One other method worth exploring: ask the leaders of the current (to be outsourced) function what percentage of their and their staff members’ time is spent resolving issues actually caused by their internal customers (i.e., future clients of the outsourced service provider), and total up the full-time equivalent resources required. The results may be enlightening...
Letting a Service Provider Define Your Governance Process
As advisors to many first-time buyers, we often get an incredulous reaction when we counsel them against using a service provider’s proposed governance model. “Of course not!”, they say, “Why would we let a provider define how we should govern our services?” And yet many of those same people defer spending any time understanding what governance is all about until the contract is almost signed, and then panic when they start internalizing what their future role will be. And then they show up at the first governance meeting with their chosen provider who is, after all, an expert in outsourcing processes, and defer to them to provide them with “best practice” processes to use.
This scenario occurs more often than not, especially for organizations implementing their first true outsourcing (not out-tasking) deal. Governance appears deceptively simple and not tremendously exciting, models proposed by service providers tend to look and feel the same, and therefore it is very tempting to just adopt their proposed structures, terminologies, tools, templates, etc.

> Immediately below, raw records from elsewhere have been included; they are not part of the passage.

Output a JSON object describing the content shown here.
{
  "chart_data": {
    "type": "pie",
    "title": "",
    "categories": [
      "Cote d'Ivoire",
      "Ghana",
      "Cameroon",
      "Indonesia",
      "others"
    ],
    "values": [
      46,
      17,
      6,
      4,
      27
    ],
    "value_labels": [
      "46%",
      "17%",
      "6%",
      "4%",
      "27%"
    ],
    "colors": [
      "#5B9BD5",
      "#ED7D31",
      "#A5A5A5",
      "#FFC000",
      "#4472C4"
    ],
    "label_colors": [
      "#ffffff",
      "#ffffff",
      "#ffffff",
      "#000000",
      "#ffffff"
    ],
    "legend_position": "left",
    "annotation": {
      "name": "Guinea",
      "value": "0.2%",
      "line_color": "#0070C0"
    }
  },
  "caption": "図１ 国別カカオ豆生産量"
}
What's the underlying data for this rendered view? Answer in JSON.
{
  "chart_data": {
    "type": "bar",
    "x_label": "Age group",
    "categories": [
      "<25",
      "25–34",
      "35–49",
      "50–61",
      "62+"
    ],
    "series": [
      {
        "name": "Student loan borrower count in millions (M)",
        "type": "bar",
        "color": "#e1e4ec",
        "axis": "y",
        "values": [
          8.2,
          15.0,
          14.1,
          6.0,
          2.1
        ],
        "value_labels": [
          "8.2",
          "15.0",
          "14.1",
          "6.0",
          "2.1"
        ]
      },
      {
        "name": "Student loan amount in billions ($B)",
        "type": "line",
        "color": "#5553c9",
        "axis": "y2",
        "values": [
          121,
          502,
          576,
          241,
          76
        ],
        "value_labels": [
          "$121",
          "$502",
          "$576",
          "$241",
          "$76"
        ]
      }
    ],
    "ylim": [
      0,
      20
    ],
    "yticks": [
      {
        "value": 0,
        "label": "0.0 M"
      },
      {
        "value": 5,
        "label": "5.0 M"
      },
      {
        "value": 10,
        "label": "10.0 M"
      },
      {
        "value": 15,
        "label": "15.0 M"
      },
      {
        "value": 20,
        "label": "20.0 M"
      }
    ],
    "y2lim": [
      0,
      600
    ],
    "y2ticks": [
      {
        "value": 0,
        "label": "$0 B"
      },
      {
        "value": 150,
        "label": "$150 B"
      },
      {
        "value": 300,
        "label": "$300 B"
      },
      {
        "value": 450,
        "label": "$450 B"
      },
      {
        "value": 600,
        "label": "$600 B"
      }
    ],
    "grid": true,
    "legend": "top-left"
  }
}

Just like negotiating a contract, buyers need to define to become educated on governance, decide what they need and how it should fit into their own constructs and norms. This is important for two reasons: one, a buyer may have multiple providers and does not want to end up with different governance process for each relationship; two, every service provider’s view on governance is naturally skewed towards reducing their own risk, not yours.
It is difficult to understand the subtle factors in a balanced governance model if you don’t have an objective understanding of what governance is all about, and what your organization truly needs, before aligning and integrating it with your service provider’s model and terminologies.